On the 15th day of the 8th lunar month (20 September, 2012), women from the Scandinavian Women’s Association (SWA) walked to the Corner of Pagoda Street and South Bridge Road in Singapore where the Hindu temple is located, and gained insight on how to celebrate the Chinese Moon Cake Festival as well as the story of how it all began.

Many Chinese celebrate the Mid-Autumn Festival (Zhong Qiu Jie), also known as the Mooncake Festival or the Festival of Lanterns (Yuanxiao). The festival probably started off as a post-autumn harvest celebration more than 2,000 years ago. The celebrations were devoted to giving thanks to the gods. It was during the reign of Emperor Tai Tsung of the Song Dynasty that the 15th day of the 8th moon was set as the Mid-Autumn Festival and praying to the moon became popular. Legends associated with the full moon were later attached to this festival.

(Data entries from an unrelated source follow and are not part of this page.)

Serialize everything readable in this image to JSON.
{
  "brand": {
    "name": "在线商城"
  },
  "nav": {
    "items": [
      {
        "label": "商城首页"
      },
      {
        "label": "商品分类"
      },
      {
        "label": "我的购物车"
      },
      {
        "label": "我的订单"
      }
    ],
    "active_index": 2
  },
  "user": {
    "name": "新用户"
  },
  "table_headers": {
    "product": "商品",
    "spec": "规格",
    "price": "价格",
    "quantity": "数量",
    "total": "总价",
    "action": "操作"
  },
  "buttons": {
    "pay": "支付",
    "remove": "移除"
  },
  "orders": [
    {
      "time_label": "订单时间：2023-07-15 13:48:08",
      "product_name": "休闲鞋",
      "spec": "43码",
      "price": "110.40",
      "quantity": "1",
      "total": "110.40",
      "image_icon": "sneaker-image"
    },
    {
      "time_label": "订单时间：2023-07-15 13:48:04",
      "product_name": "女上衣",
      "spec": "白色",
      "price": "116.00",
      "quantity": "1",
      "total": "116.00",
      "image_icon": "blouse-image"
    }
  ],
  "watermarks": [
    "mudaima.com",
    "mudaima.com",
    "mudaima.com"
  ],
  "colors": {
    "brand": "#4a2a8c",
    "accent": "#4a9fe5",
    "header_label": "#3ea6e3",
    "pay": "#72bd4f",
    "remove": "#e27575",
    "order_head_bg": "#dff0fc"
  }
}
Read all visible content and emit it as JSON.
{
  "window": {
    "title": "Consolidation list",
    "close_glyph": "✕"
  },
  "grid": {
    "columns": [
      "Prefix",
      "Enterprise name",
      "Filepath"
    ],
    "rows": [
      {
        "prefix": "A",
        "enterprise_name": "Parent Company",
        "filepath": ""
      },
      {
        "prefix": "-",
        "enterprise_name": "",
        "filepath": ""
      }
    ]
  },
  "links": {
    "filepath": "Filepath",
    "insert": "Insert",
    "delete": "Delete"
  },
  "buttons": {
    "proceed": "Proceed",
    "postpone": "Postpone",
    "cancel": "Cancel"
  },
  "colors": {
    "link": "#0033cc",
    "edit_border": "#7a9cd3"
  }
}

Celebrated by Chinese all over the world, many interesting ‘magical’ tales about its origins surround the Moon Cake Festival. SWA heard about the lovely lady who flew to the moon to escape from her tyrannical husband and the rabbit that is always by her side. This and other intriguing stories where told as the group walked through Chinatown and enjoyed the atmosphere of the festivities.

Offerings of mooncakes and pomelo fruits are made to the moon. Thirteen different types of offerings to the moon, which signify the number of months in a full lunar year, are prepared by the female members of the family. Each offering has its own significance and all are tired to belief that the offering will glorify and bless the giver.

The ladies were told about the different foods and other items sold at this time of the year to celebrate the festival and at the same time tasted some of them.

Later the ladies walked passed a calligrapher, a wood carver, street barber, and also visited a Clan Association. The tour ended at the old bakery on Telok Ayer Street, where the ladies of SWA saw how traditional Moon Cake cookies are made.